Maria Luana Cavallo (Lega): con il ministro Salvini mai tante infrastrutture e investimenti in Calabria
Dalla SS106, Alta Velocità fino al collegamento ferroviario della ionica.
CROTONE – «La Calabria sta vivendo una stagione di investimenti infrastrutturali senza precedenti – afferma la consigliera Cavallo -. Dopo anni di promesse disattese e opere rimaste sulla carta, il Governo di centrodestra e il Ministro delle Infrastrutture e dei Trasporti Matteo Salvini stanno imprimendo una svolta concreta per il futuro della nostra regione. L’avvio del confronto pubblico per il completamento della Strada Statale 106 Jonica nel tratto Catanzaro-Reggio Calabria rappresenta un momento storico”
“È la dimostrazione che il Governo mantiene gli impegni assunti con i cittadini calabresi, destinando risorse reali a un’infrastruttura strategica che per troppo tempo è stata simbolo di isolamento e insicurezza – dichiara Maria Luana Cavallo”.
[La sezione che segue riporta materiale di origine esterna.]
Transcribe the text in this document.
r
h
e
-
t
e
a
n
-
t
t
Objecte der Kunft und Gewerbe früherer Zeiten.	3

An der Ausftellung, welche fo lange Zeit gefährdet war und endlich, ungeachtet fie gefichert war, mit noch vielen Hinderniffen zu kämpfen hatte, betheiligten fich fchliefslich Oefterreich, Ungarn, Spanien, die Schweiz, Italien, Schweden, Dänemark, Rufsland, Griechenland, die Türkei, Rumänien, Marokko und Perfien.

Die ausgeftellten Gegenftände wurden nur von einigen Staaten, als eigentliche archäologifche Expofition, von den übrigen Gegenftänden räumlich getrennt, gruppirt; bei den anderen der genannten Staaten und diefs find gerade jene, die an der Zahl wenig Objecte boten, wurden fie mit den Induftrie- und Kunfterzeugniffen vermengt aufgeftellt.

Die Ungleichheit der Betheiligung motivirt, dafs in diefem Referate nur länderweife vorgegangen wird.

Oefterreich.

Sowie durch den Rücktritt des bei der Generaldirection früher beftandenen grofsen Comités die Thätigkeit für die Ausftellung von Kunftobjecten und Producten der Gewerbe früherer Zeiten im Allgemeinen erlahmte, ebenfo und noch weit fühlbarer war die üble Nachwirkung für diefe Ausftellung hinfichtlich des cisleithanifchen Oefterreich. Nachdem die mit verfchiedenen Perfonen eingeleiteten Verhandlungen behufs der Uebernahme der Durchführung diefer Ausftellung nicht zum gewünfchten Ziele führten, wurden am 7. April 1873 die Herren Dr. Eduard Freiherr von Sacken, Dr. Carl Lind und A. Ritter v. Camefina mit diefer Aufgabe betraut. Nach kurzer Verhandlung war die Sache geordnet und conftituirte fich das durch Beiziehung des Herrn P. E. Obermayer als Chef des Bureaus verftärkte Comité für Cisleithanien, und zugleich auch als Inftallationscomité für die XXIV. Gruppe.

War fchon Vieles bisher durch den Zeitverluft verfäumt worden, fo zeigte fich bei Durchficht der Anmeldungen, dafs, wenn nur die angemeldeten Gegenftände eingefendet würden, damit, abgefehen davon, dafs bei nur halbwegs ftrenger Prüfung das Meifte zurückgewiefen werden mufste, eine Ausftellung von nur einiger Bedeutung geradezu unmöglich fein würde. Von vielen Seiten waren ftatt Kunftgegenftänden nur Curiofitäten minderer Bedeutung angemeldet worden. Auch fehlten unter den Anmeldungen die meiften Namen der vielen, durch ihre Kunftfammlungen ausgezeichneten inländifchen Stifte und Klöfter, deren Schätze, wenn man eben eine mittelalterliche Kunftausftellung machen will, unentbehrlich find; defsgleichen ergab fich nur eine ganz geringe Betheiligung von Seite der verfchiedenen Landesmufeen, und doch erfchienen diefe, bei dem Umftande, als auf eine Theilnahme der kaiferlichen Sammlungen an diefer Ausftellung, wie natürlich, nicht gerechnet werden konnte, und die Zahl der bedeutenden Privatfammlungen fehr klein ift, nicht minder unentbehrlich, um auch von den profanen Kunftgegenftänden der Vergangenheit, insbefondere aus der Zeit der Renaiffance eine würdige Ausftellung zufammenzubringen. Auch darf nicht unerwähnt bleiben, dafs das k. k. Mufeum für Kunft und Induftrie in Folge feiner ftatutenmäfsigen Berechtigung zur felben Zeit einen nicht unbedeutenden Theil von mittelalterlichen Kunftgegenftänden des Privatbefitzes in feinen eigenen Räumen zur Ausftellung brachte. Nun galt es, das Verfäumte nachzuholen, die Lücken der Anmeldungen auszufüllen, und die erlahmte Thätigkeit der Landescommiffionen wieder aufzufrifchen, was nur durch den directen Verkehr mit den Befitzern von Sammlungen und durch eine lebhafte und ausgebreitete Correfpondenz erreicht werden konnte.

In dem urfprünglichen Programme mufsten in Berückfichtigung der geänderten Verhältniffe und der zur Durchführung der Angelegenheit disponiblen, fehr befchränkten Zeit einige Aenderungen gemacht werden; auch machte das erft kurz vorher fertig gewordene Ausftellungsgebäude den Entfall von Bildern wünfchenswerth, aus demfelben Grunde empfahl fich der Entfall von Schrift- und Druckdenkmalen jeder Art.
L’obiettivo, per la consigliera Cavallo, è completare l’intero asse della Magna Grecia, collegando Taranto, Sibari, Crotone, Catanzaro e Reggio Calabria attraverso una rete moderna, sicura ed efficiente, capace di favorire lo sviluppo economico, il turismo, la competitività delle imprese e la tutela della vita dei cittadini.
Parallelamente, stando alle affermazioni della consigliera comunale, avanzano i progetti dell’Alta Velocità e dell’Alta Capacità ferroviaria verso Reggio Calabria e gli interventi per rafforzare il ruolo strategico del porto di Gioia Tauro, destinato a diventare sempre più un hub logistico di riferimento nel Mediterraneo.
I 22 miliardi di euro di cantieri attualmente aperti in Calabria certificano un cambio di passo netto rispetto al passato. Sono investimenti concreti che testimoniano una visione politica chiara: ridurre il divario infrastrutturale tra Nord e Sud e restituire alla Calabria il ruolo che merita nel sistema nazionale.
“Come Lega – conclude la Cavallo – esprimiamo pieno sostegno all’azione del Ministro Matteo Salvini, che sta dimostrando con i fatti una particolare attenzione verso il Mezzogiorno e verso una regione che per troppo tempo è stata dimenticata dai governi precedenti.
La SS106 non dovrà più essere ricordata come la “strada della morte”, ma diventare la strada della sicurezza, dello sviluppo e delle opportunità.
Continueremo a sostenere ogni intervento che favorisca crescita, occupazione e infrastrutture moderne, perché solo attraverso opere strategiche è possibile garantire un futuro migliore alle nuove generazioni e rilanciare definitivamente la Calabria.»